On Contempt for Black Women, Trump is America

By Tara Tutson and Jared Loggins

Army Sgt. La David Johnson was killed in an attack in Niger, the details of which have only become fuzzier. The president under normal circumstances more or less translates chaos and disaster into a public grief for which we all are compelled to feel, together. This is why the details of Trump’s phone call to Sgt. Johnson’s grieving widow, Myesha Johnson, are especially gruesome. The details show a painfully routine pattern.

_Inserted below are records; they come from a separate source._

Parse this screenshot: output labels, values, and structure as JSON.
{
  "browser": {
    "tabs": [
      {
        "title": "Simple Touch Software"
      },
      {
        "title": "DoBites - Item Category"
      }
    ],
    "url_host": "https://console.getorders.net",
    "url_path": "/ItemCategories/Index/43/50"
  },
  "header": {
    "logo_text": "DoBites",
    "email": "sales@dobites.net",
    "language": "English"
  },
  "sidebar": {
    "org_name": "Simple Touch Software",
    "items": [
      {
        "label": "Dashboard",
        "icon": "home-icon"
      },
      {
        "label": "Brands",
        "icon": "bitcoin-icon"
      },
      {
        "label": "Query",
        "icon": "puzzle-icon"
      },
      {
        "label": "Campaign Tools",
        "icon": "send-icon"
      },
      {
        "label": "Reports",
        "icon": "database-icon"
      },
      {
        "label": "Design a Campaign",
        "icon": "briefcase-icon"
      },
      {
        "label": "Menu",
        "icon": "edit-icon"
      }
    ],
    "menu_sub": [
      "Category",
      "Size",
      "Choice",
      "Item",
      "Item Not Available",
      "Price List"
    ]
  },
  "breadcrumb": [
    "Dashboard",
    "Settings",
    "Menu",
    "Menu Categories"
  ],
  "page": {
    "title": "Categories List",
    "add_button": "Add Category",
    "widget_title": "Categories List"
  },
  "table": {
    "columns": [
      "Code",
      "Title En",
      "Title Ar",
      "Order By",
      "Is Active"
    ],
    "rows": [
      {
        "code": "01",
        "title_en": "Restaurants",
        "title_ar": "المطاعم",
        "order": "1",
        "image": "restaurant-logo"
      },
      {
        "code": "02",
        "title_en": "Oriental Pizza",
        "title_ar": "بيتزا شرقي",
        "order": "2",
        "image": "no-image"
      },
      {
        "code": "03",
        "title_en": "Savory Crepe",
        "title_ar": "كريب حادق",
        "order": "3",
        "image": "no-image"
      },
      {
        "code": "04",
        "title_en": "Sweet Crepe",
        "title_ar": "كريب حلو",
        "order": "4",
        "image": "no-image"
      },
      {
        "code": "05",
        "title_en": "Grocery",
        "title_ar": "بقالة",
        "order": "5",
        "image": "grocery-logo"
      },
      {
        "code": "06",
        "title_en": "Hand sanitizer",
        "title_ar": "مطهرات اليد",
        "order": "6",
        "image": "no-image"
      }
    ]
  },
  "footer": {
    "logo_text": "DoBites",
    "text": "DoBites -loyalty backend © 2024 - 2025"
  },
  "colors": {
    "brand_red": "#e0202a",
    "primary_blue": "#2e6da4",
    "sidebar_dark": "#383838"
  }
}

“He knew what he signed up for, but I guess it still hurts,” Florida Congresswoman Frederica Wilson alleges him to have said, and that his own White House later confirmed. Trump, in rehearsing the tired script of contempt toward black women, revealed his hand when he questioned the truthfulness of Wilson, Johnson, and the other witnesses on the call. He had had a “very respectful conversation with the widow of Sgt. La David Johnson, and spoke his name from the beginning, without hesitation!” Their word against his, Trump seemed to reason. In a dangerous culture where black people are believed to experience less pain, where public opinion shows many Americans don’t think racism is that big of an issue even as black people say it is, where the believability of black women who experience sexual violence is called into question, how can we, the public, see Trump as doing nothing more than fulfilling the terms of an implicit contract? His contempt for Myesha Johnson is America’s contempt for black women.

Both CBS News and Washington Post ran stories fact-checking the versions of the encounter circulating in the news. WaPo took the additional step of informing its readers to take Wilson’s versions of the event with a grain of salt, as if to place the burden of truth on a White House that can hardly cast itself as basically functional let alone as ‘good Samaritans’.

The discrediting of black women as victims or witnesses of anything is unfortunately a public idiom. Both Johnson and Wilson may be the most current expression but these moments are so daily in their occurrence that it almost feels like a tradition. Jemele Hill rightly identifies Trump with his white supremacist tendencies only for his army of enablers to call for her firing as if she had committed an act of malpractice. The president, who in the past has expressed a fetish for suing people who tell him off, must have unwittingly found some truth in the claim as he always attacks the messenger rather than the charge itself.

Even before Trump, the idea of black women as credible witnesses of the worst in our country is a sentiment that hardly finds traction in moments where their voices come forth. Rachel Jeantel, the girlfriend of Trayvon Martin, spent days on the witness stand in 2012 having her credibility and intelligence challenged by defense attorneys who refused to believe her account of her slain boyfriend as profoundly gentle and human, and thus incapable of the crime he was being put on trial for. In a moment that equally expressed this disdain, Diamond Reynolds, girlfriend of the slain Philando Castile, said she recorded footage of his shooting to “make sure if I died in front of my daughter that people would know the truth.” The injustice of these moments is that credibility regularly depends on one’s proximity to power. That the likes of Jeantel, Reynolds, and now Johnson found themselves contesting their pain so publicly in the face of power is what is so devastating about white supremacy. Black women often face humiliation and ridicule in order to be believed. This is perhaps what Malcolm X had in mind when he offered us the now-popular expression that black women are the most “unprotected” in the country.

Can we draw on the strength of public outrage at these injustices in order to undermine them? Some signs seem to suggest that we can. The #SayHerName campaign, started in 2015, expresses a story that extends much further into the past. At the center of that campaign is a question: what does it mean to believe black women as targets of police violence? It means that black women can become the face of all our narratives and protests. It also means that we find ways to generate care and concern in our everyday practices. Thought of in this way, #SayHerName also calls all of us to challenge the culture where men in power are able to decide that the stereotypes have truth, that the pain women experience is imagined, that the harm others inflict is a product of women’s own making. This could well be a moment to connect the everyday crime of unbelievability to the social justice movements that are defining our own time.

Johnson ended an interview with Good Morning America, recounting the spat with Trump, by telling the world she had “nothing to say” to him. This is more than enough in a world where black women have said enough about the indignities they face everyday.